Обсуждение: request help forming query
Hi !'ve been wondering how to formulate a query to get a set of objects out of a database, and am a bit stuck. I hope that someone here might be able to help. This is what the db looks like: Table TYPES id int primary key, description text Table GROUPS id int primary key description text Tables WIDGETS type_id int references TYPES(id), group_id int references GROUPS(id), primary key(type_id, group_id) Now, given two type_id's, say A and B, I would like to find all groups (or group_id's of course) that have a widget of both of these two types. Can anyone help with this please? Thanks!

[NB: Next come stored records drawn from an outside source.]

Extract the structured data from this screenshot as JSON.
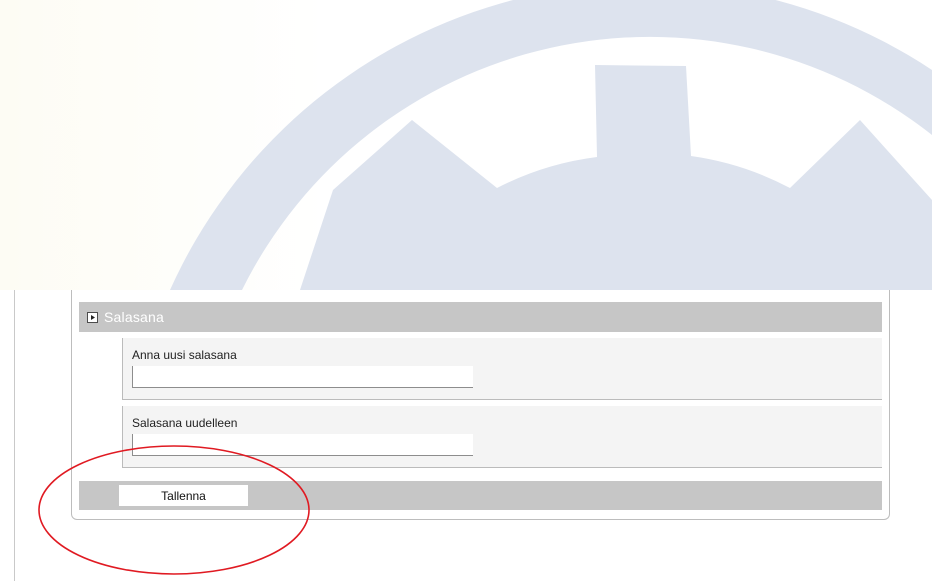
{
  "colors": {
    "gear": "#dde3ee",
    "section_header": "#c6c6c6",
    "field_background": "#f4f4f4",
    "annotation": "#e01a22"
  },
  "section": {
    "title": "Salasana",
    "expand_icon": "expand-triangle-icon"
  },
  "fields": [
    {
      "label": "Anna uusi salasana",
      "value": ""
    },
    {
      "label": "Salasana uudelleen",
      "value": ""
    }
  ],
  "footer": {
    "save_label": "Tallenna"
  }
}
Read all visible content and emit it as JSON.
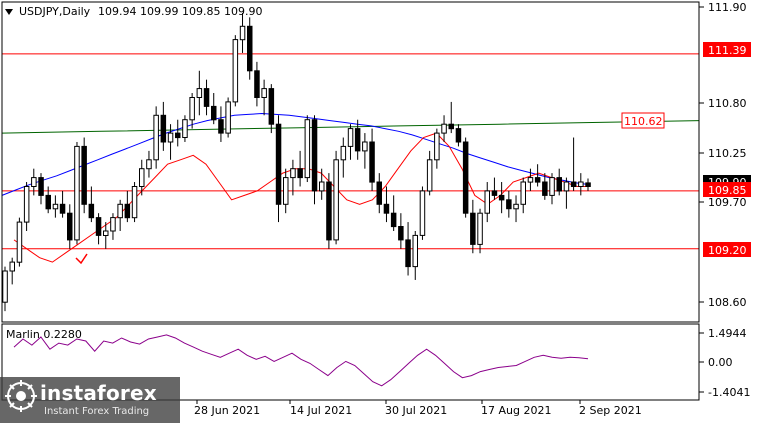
{
  "header": {
    "symbol": "USDJPY,Daily",
    "ohlc": "109.94 109.99 109.85 109.90"
  },
  "price_axis": {
    "ticks": [
      "111.90",
      "110.80",
      "110.25",
      "109.70",
      "108.60"
    ],
    "current_price": "109.90"
  },
  "levels": [
    {
      "label": "111.39",
      "price": 111.39,
      "color": "#ff0000"
    },
    {
      "label": "109.85",
      "price": 109.85,
      "color": "#ff0000"
    },
    {
      "label": "109.20",
      "price": 109.2,
      "color": "#ff0000"
    }
  ],
  "trendline_label": "110.62",
  "indicator": {
    "label": "Marlin 0.2280",
    "ticks": [
      "1.4944",
      "0.00",
      "-1.4041"
    ]
  },
  "time_axis": {
    "labels": [
      "28 Jun 2021",
      "14 Jul 2021",
      "30 Jul 2021",
      "17 Aug 2021",
      "2 Sep 2021"
    ]
  },
  "watermark": {
    "brand": "instaforex",
    "tagline": "Instant Forex Trading"
  },
  "colors": {
    "bull_candle": "#ffffff",
    "bear_candle": "#000000",
    "ma_blue": "#0000ff",
    "ma_green": "#006400",
    "envelope_red": "#ff0000",
    "level_red": "#ff0000",
    "oscillator": "#8b008b"
  },
  "chart_data": {
    "type": "candlestick",
    "ylim": [
      108.4,
      111.95
    ],
    "candles": [
      [
        108.6,
        109.0,
        108.5,
        108.95
      ],
      [
        108.95,
        109.1,
        108.8,
        109.05
      ],
      [
        109.05,
        109.55,
        109.0,
        109.5
      ],
      [
        109.5,
        109.95,
        109.4,
        109.9
      ],
      [
        109.9,
        110.1,
        109.8,
        110.0
      ],
      [
        110.0,
        110.05,
        109.7,
        109.8
      ],
      [
        109.8,
        109.9,
        109.6,
        109.65
      ],
      [
        109.65,
        109.8,
        109.55,
        109.7
      ],
      [
        109.7,
        109.85,
        109.55,
        109.6
      ],
      [
        109.6,
        109.7,
        109.2,
        109.3
      ],
      [
        109.3,
        110.4,
        109.25,
        110.35
      ],
      [
        110.35,
        110.45,
        109.6,
        109.7
      ],
      [
        109.7,
        109.9,
        109.5,
        109.55
      ],
      [
        109.55,
        109.6,
        109.25,
        109.35
      ],
      [
        109.35,
        109.5,
        109.2,
        109.4
      ],
      [
        109.4,
        109.6,
        109.3,
        109.55
      ],
      [
        109.55,
        109.75,
        109.4,
        109.7
      ],
      [
        109.7,
        109.85,
        109.5,
        109.55
      ],
      [
        109.55,
        109.95,
        109.5,
        109.9
      ],
      [
        109.9,
        110.2,
        109.8,
        110.1
      ],
      [
        110.1,
        110.3,
        110.0,
        110.2
      ],
      [
        110.2,
        110.8,
        110.1,
        110.7
      ],
      [
        110.7,
        110.85,
        110.3,
        110.4
      ],
      [
        110.4,
        110.6,
        110.2,
        110.5
      ],
      [
        110.5,
        110.65,
        110.35,
        110.45
      ],
      [
        110.45,
        110.7,
        110.4,
        110.65
      ],
      [
        110.65,
        110.95,
        110.55,
        110.9
      ],
      [
        110.9,
        111.2,
        110.7,
        111.0
      ],
      [
        111.0,
        111.1,
        110.7,
        110.8
      ],
      [
        110.8,
        110.95,
        110.6,
        110.65
      ],
      [
        110.65,
        110.8,
        110.4,
        110.5
      ],
      [
        110.5,
        110.9,
        110.45,
        110.85
      ],
      [
        110.85,
        111.6,
        110.8,
        111.55
      ],
      [
        111.55,
        111.85,
        111.4,
        111.7
      ],
      [
        111.7,
        111.8,
        111.1,
        111.2
      ],
      [
        111.2,
        111.3,
        110.8,
        110.9
      ],
      [
        110.9,
        111.1,
        110.7,
        111.0
      ],
      [
        111.0,
        111.05,
        110.5,
        110.6
      ],
      [
        110.6,
        110.7,
        109.5,
        109.7
      ],
      [
        109.7,
        110.1,
        109.6,
        110.0
      ],
      [
        110.0,
        110.2,
        109.8,
        110.1
      ],
      [
        110.1,
        110.3,
        109.9,
        110.0
      ],
      [
        110.0,
        110.7,
        109.95,
        110.65
      ],
      [
        110.65,
        110.7,
        109.7,
        109.85
      ],
      [
        109.85,
        110.1,
        109.75,
        109.95
      ],
      [
        109.95,
        110.05,
        109.2,
        109.3
      ],
      [
        109.3,
        110.3,
        109.25,
        110.2
      ],
      [
        110.2,
        110.45,
        110.0,
        110.35
      ],
      [
        110.35,
        110.6,
        110.2,
        110.55
      ],
      [
        110.55,
        110.65,
        110.2,
        110.3
      ],
      [
        110.3,
        110.5,
        110.1,
        110.4
      ],
      [
        110.4,
        110.55,
        109.85,
        109.95
      ],
      [
        109.95,
        110.05,
        109.6,
        109.7
      ],
      [
        109.7,
        109.9,
        109.5,
        109.6
      ],
      [
        109.6,
        109.8,
        109.4,
        109.45
      ],
      [
        109.45,
        109.6,
        109.2,
        109.3
      ],
      [
        109.3,
        109.5,
        108.9,
        109.0
      ],
      [
        109.0,
        109.4,
        108.85,
        109.35
      ],
      [
        109.35,
        109.9,
        109.3,
        109.85
      ],
      [
        109.85,
        110.3,
        109.8,
        110.2
      ],
      [
        110.2,
        110.55,
        110.1,
        110.5
      ],
      [
        110.5,
        110.7,
        110.4,
        110.6
      ],
      [
        110.6,
        110.85,
        110.5,
        110.55
      ],
      [
        110.55,
        110.6,
        110.35,
        110.4
      ],
      [
        110.4,
        110.45,
        109.55,
        109.6
      ],
      [
        109.6,
        109.75,
        109.15,
        109.25
      ],
      [
        109.25,
        109.65,
        109.15,
        109.6
      ],
      [
        109.6,
        109.95,
        109.5,
        109.85
      ],
      [
        109.85,
        110.0,
        109.75,
        109.8
      ],
      [
        109.8,
        109.95,
        109.6,
        109.75
      ],
      [
        109.75,
        109.85,
        109.55,
        109.65
      ],
      [
        109.65,
        109.8,
        109.5,
        109.7
      ],
      [
        109.7,
        110.0,
        109.6,
        109.95
      ],
      [
        109.95,
        110.1,
        109.85,
        110.0
      ],
      [
        110.0,
        110.15,
        109.9,
        109.95
      ],
      [
        109.95,
        110.05,
        109.75,
        109.8
      ],
      [
        109.8,
        110.05,
        109.7,
        110.0
      ],
      [
        110.0,
        110.1,
        109.8,
        109.85
      ],
      [
        109.85,
        110.0,
        109.65,
        109.95
      ],
      [
        109.95,
        110.45,
        109.85,
        109.9
      ],
      [
        109.9,
        110.05,
        109.8,
        109.95
      ],
      [
        109.94,
        109.99,
        109.85,
        109.9
      ]
    ],
    "ma_blue": [
      109.8,
      109.86,
      109.92,
      109.97,
      110.02,
      110.08,
      110.14,
      110.2,
      110.26,
      110.32,
      110.38,
      110.44,
      110.5,
      110.55,
      110.6,
      110.64,
      110.67,
      110.7,
      110.71,
      110.72,
      110.71,
      110.7,
      110.68,
      110.66,
      110.64,
      110.62,
      110.6,
      110.58,
      110.55,
      110.52,
      110.48,
      110.43,
      110.38,
      110.33,
      110.27,
      110.22,
      110.17,
      110.12,
      110.08,
      110.04,
      110.0,
      109.97,
      109.94,
      109.92
    ],
    "ma_green": [
      110.5,
      110.52,
      110.54,
      110.56,
      110.58,
      110.6,
      110.62,
      110.64
    ],
    "envelope_red": [
      109.3,
      109.2,
      109.1,
      109.05,
      109.15,
      109.25,
      109.35,
      109.45,
      109.55,
      109.7,
      109.85,
      110.0,
      110.15,
      110.2,
      110.25,
      110.15,
      109.95,
      109.75,
      109.8,
      109.85,
      109.95,
      110.05,
      110.1,
      110.1,
      110.05,
      109.9,
      109.75,
      109.7,
      109.75,
      109.9,
      110.1,
      110.3,
      110.45,
      110.5,
      110.35,
      110.1,
      109.8,
      109.7,
      109.8,
      109.95,
      110.0,
      110.05,
      110.0,
      109.95,
      109.9,
      109.9
    ],
    "oscillator": [
      0.8,
      1.2,
      0.9,
      1.3,
      0.7,
      1.0,
      0.9,
      1.2,
      1.1,
      0.6,
      1.1,
      1.0,
      1.25,
      1.05,
      0.95,
      1.2,
      1.3,
      1.4,
      1.25,
      1.0,
      0.8,
      0.6,
      0.45,
      0.3,
      0.5,
      0.7,
      0.4,
      0.2,
      0.35,
      0.1,
      0.3,
      0.5,
      0.2,
      0.0,
      -0.3,
      -0.6,
      -0.2,
      0.1,
      -0.1,
      -0.5,
      -0.9,
      -1.1,
      -0.8,
      -0.4,
      0.0,
      0.4,
      0.7,
      0.4,
      0.0,
      -0.4,
      -0.7,
      -0.6,
      -0.4,
      -0.3,
      -0.2,
      -0.15,
      -0.1,
      0.1,
      0.3,
      0.4,
      0.3,
      0.25,
      0.3,
      0.28,
      0.23
    ]
  }
}
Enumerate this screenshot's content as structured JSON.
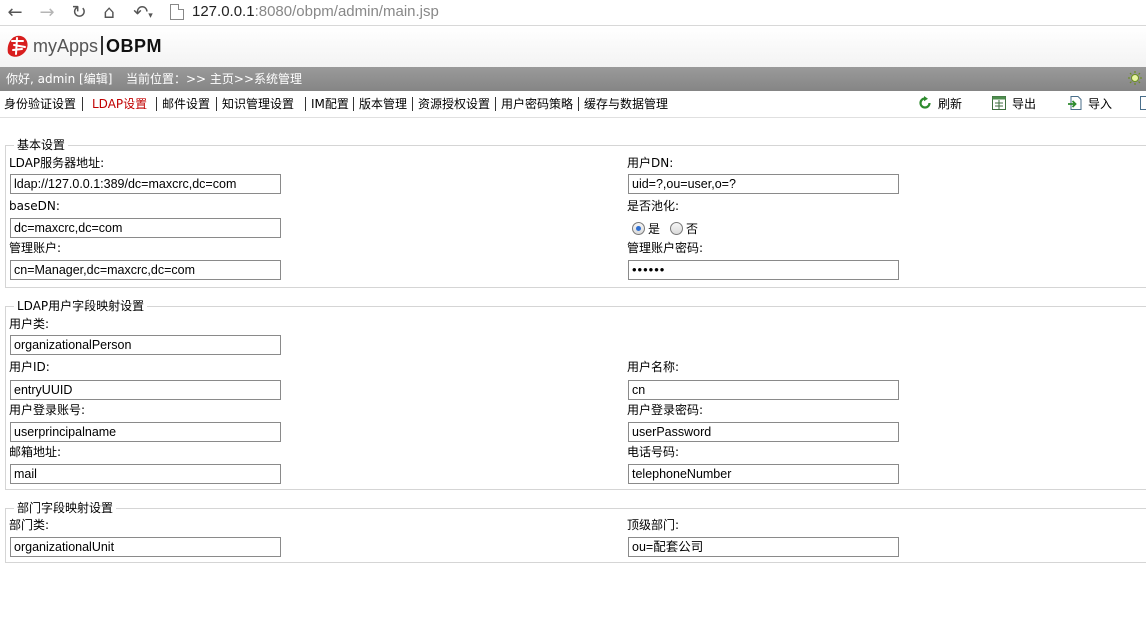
{
  "browser": {
    "url_host": "127.0.0.1",
    "url_rest": ":8080/obpm/admin/main.jsp"
  },
  "header": {
    "logo_left": "myApps",
    "logo_right": "OBPM"
  },
  "status": {
    "greeting": "你好, admin [编辑]",
    "location": "当前位置：>> 主页>>系统管理"
  },
  "tabs": [
    {
      "label": "身份验证设置"
    },
    {
      "label": "LDAP设置"
    },
    {
      "label": "邮件设置"
    },
    {
      "label": "知识管理设置"
    },
    {
      "label": "IM配置"
    },
    {
      "label": "版本管理"
    },
    {
      "label": "资源授权设置"
    },
    {
      "label": "用户密码策略"
    },
    {
      "label": "缓存与数据管理"
    }
  ],
  "toolbar": {
    "refresh": "刷新",
    "export": "导出",
    "import": "导入"
  },
  "basic": {
    "legend": "基本设置",
    "server_label": "LDAP服务器地址:",
    "server_value": "ldap://127.0.0.1:389/dc=maxcrc,dc=com",
    "user_dn_label": "用户DN:",
    "user_dn_value": "uid=?,ou=user,o=?",
    "base_dn_label": "baseDN:",
    "base_dn_value": "dc=maxcrc,dc=com",
    "pool_label": "是否池化:",
    "pool_yes": "是",
    "pool_no": "否",
    "pool_selected": "是",
    "admin_label": "管理账户:",
    "admin_value": "cn=Manager,dc=maxcrc,dc=com",
    "admin_pwd_label": "管理账户密码:",
    "admin_pwd_value": "••••••"
  },
  "user_map": {
    "legend": "LDAP用户字段映射设置",
    "class_label": "用户类:",
    "class_value": "organizationalPerson",
    "id_label": "用户ID:",
    "id_value": "entryUUID",
    "name_label": "用户名称:",
    "name_value": "cn",
    "login_label": "用户登录账号:",
    "login_value": "userprincipalname",
    "login_pwd_label": "用户登录密码:",
    "login_pwd_value": "userPassword",
    "mail_label": "邮箱地址:",
    "mail_value": "mail",
    "phone_label": "电话号码:",
    "phone_value": "telephoneNumber"
  },
  "dept_map": {
    "legend": "部门字段映射设置",
    "class_label": "部门类:",
    "class_value": "organizationalUnit",
    "top_label": "顶级部门:",
    "top_value": "ou=配套公司"
  },
  "colors": {
    "active_tab": "#c00000",
    "status_bar": "#8e8e8e",
    "radio_dot": "#2f6fd1"
  }
}
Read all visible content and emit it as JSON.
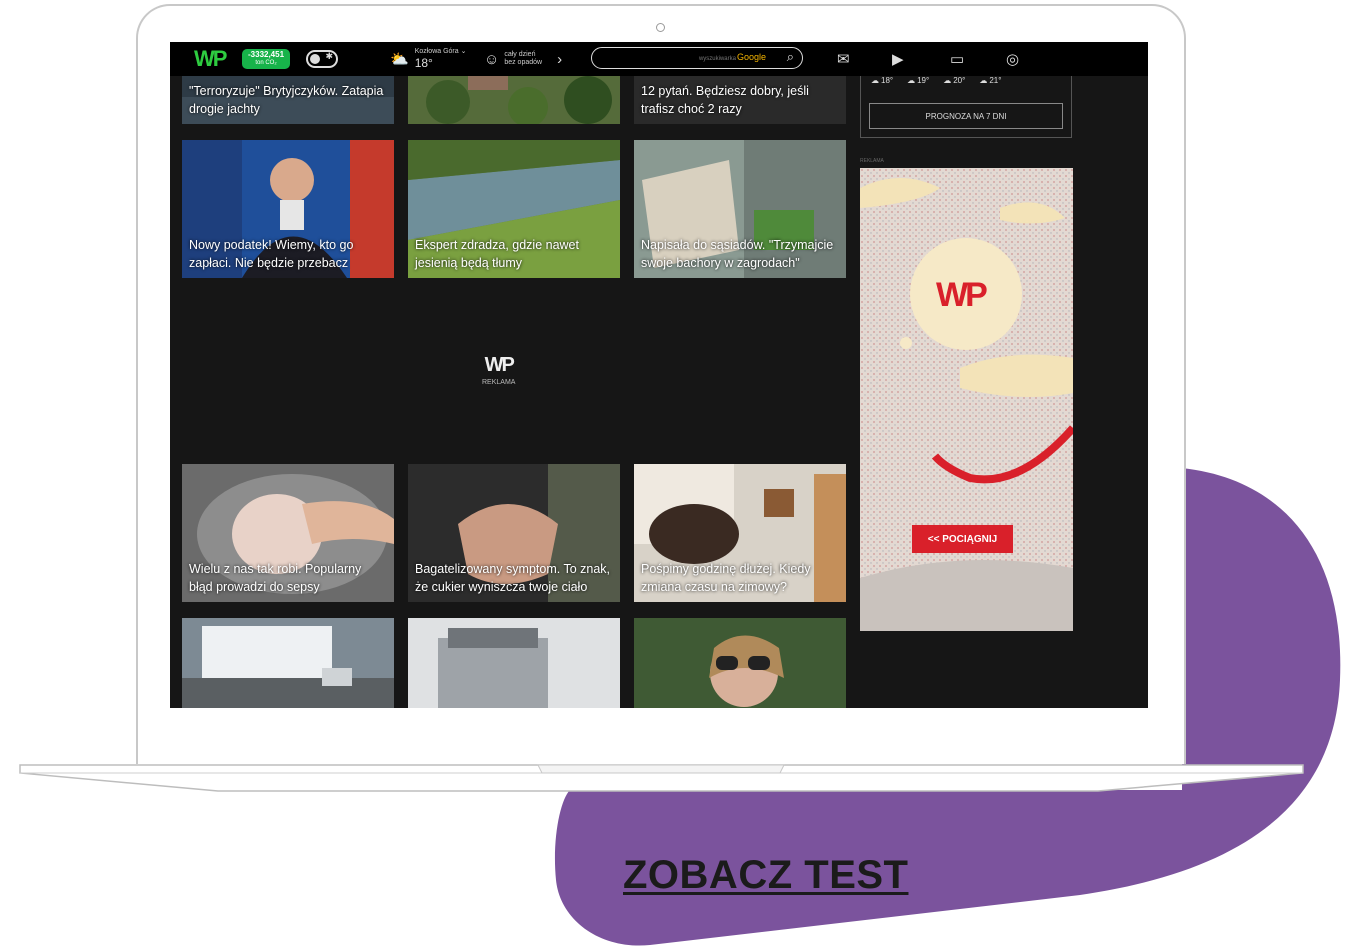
{
  "topbar": {
    "co2_value": "-3332,451",
    "co2_unit": "ton CO₂",
    "location": "Kozłowa Góra ⌄",
    "temperature": "18°",
    "forecast_line1": "cały dzień",
    "forecast_line2": "bez opadów",
    "search_brand_prefix": "wyszukiwarka",
    "search_brand": "Google"
  },
  "tiles": [
    {
      "caption": "\"Terroryzuje\" Brytyjczyków. Zatapia drogie jachty"
    },
    {
      "caption": ""
    },
    {
      "caption": "12 pytań. Będziesz dobry, jeśli trafisz choć 2 razy"
    },
    {
      "caption": "Nowy podatek! Wiemy, kto go zapłaci. Nie będzie przebacz"
    },
    {
      "caption": "Ekspert zdradza, gdzie nawet jesienią będą tłumy"
    },
    {
      "caption": "Napisała do sąsiadów. \"Trzymajcie swoje bachory w zagrodach\""
    },
    {
      "caption": "Wielu z nas tak robi. Popularny błąd prowadzi do sepsy"
    },
    {
      "caption": "Bagatelizowany symptom. To znak, że cukier wyniszcza twoje ciało"
    },
    {
      "caption": "Pośpimy godzinę dłużej. Kiedy zmiana czasu na zimowy?"
    }
  ],
  "ad_center": {
    "logo": "WP",
    "label": "REKLAMA"
  },
  "weather_panel": {
    "hours": [
      {
        "temp": "18°"
      },
      {
        "temp": "19°"
      },
      {
        "temp": "20°"
      },
      {
        "temp": "21°"
      }
    ],
    "forecast_button": "PROGNOZA NA 7 DNI"
  },
  "right_ad": {
    "label": "REKLAMA",
    "button": "<< POCIĄGNIJ",
    "logo": "WP"
  },
  "cta": {
    "label": "ZOBACZ TEST"
  },
  "colors": {
    "purple": "#7b539d",
    "wp_green": "#2ecc40",
    "ad_red": "#d9202a"
  }
}
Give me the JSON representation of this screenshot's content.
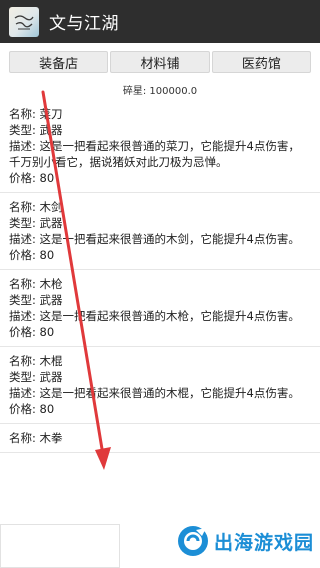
{
  "app": {
    "title": "文与江湖",
    "icon": "calligraphy-app-icon"
  },
  "tabs": [
    {
      "label": "装备店"
    },
    {
      "label": "材料铺"
    },
    {
      "label": "医药馆"
    }
  ],
  "currency": {
    "label": "碎星: 100000.0"
  },
  "items": [
    {
      "name": "名称: 菜刀",
      "type": "类型: 武器",
      "desc": "描述: 这是一把看起来很普通的菜刀，它能提升4点伤害，千万别小看它，据说猪妖对此刀极为忌惮。",
      "price": "价格: 80"
    },
    {
      "name": "名称: 木剑",
      "type": "类型: 武器",
      "desc": "描述: 这是一把看起来很普通的木剑，它能提升4点伤害。",
      "price": "价格: 80"
    },
    {
      "name": "名称: 木枪",
      "type": "类型: 武器",
      "desc": "描述: 这是一把看起来很普通的木枪，它能提升4点伤害。",
      "price": "价格: 80"
    },
    {
      "name": "名称: 木棍",
      "type": "类型: 武器",
      "desc": "描述: 这是一把看起来很普通的木棍，它能提升4点伤害。",
      "price": "价格: 80"
    },
    {
      "name": "名称: 木拳",
      "type": "",
      "desc": "",
      "price": ""
    }
  ],
  "watermark": {
    "text": "出海游戏园",
    "color": "#1c8ed6"
  },
  "colors": {
    "appbar": "#2e2e2e",
    "arrow": "#e0393b"
  }
}
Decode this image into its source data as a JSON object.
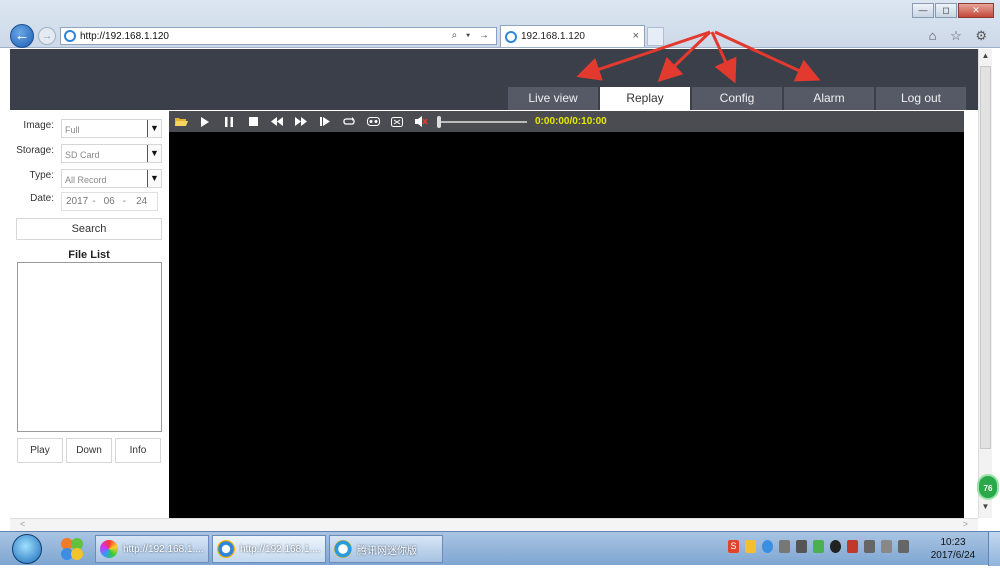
{
  "browser": {
    "url": "http://192.168.1.120",
    "tab_title": "192.168.1.120",
    "close_tab": "×",
    "addr_tools": "⌕ ▾ →",
    "right_icons": "⌂ ☆ ⚙",
    "win_min": "—",
    "win_max": "◻",
    "win_close": "✕"
  },
  "nav": {
    "tabs": [
      "Live view",
      "Replay",
      "Config",
      "Alarm",
      "Log out"
    ],
    "active_index": 1
  },
  "search_panel": {
    "image_label": "Image:",
    "image_value": "Full",
    "storage_label": "Storage:",
    "storage_value": "SD Card",
    "type_label": "Type:",
    "type_value": "All Record",
    "date_label": "Date:",
    "date_year": "2017",
    "date_month": "06",
    "date_day": "24",
    "date_sep": "-",
    "search_button": "Search",
    "file_list_title": "File List",
    "play_button": "Play",
    "down_button": "Down",
    "info_button": "Info"
  },
  "player": {
    "timecode": "0:00:00/0:10:00",
    "progress": 0
  },
  "taskbar": {
    "items": [
      "http://192.168.1....",
      "http://192.168.1....",
      "腾讯网迷你版"
    ],
    "active_index": 1,
    "time": "10:23",
    "date": "2017/6/24"
  },
  "badge": "76",
  "colors": {
    "header": "#3b3f4a",
    "tab_inactive": "#555a66",
    "arrow": "#e23a2e",
    "timecode": "#e8e800"
  }
}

danmcb wrote: > Hi > > !'ve been wondering how to formulate a query to get a set of objects > out of a database, and am a bit stuck. I hope that someone here might > be able to help. > > This is what the db looks like: > > Table TYPES > id int primary key, > description text > > Table GROUPS > id int primary key > description text > > Tables WIDGETS > type_id int references TYPES(id), > group_id int references GROUPS(id), > primary key(type_id, group_id) > > Now, given two type_id's, say A and B, I would like to find all groups > (or group_id's of course) that have a widget of both of these two > types. > There must be a more a elegant method but here's the first thing that came to me: SELECT group_id FROM widgets WHERE type_id = $1 AND group_id IN ( SELECT DISTINCT group_id FROM widgets WHERE type_id = $2 ); I trust you aren't planning to run this on billions of rows ... b
Given that (type_id, group_id) is the PK of widgets it is possible to avoid self-join: select group_id from widgets where type_id = A or type_id = B group by group_id having count(1) = 2;
yes, this could get called on quite large tables (maybe not billions ...). The second solution looks useful - I'll try it on some test data. thanks both of you.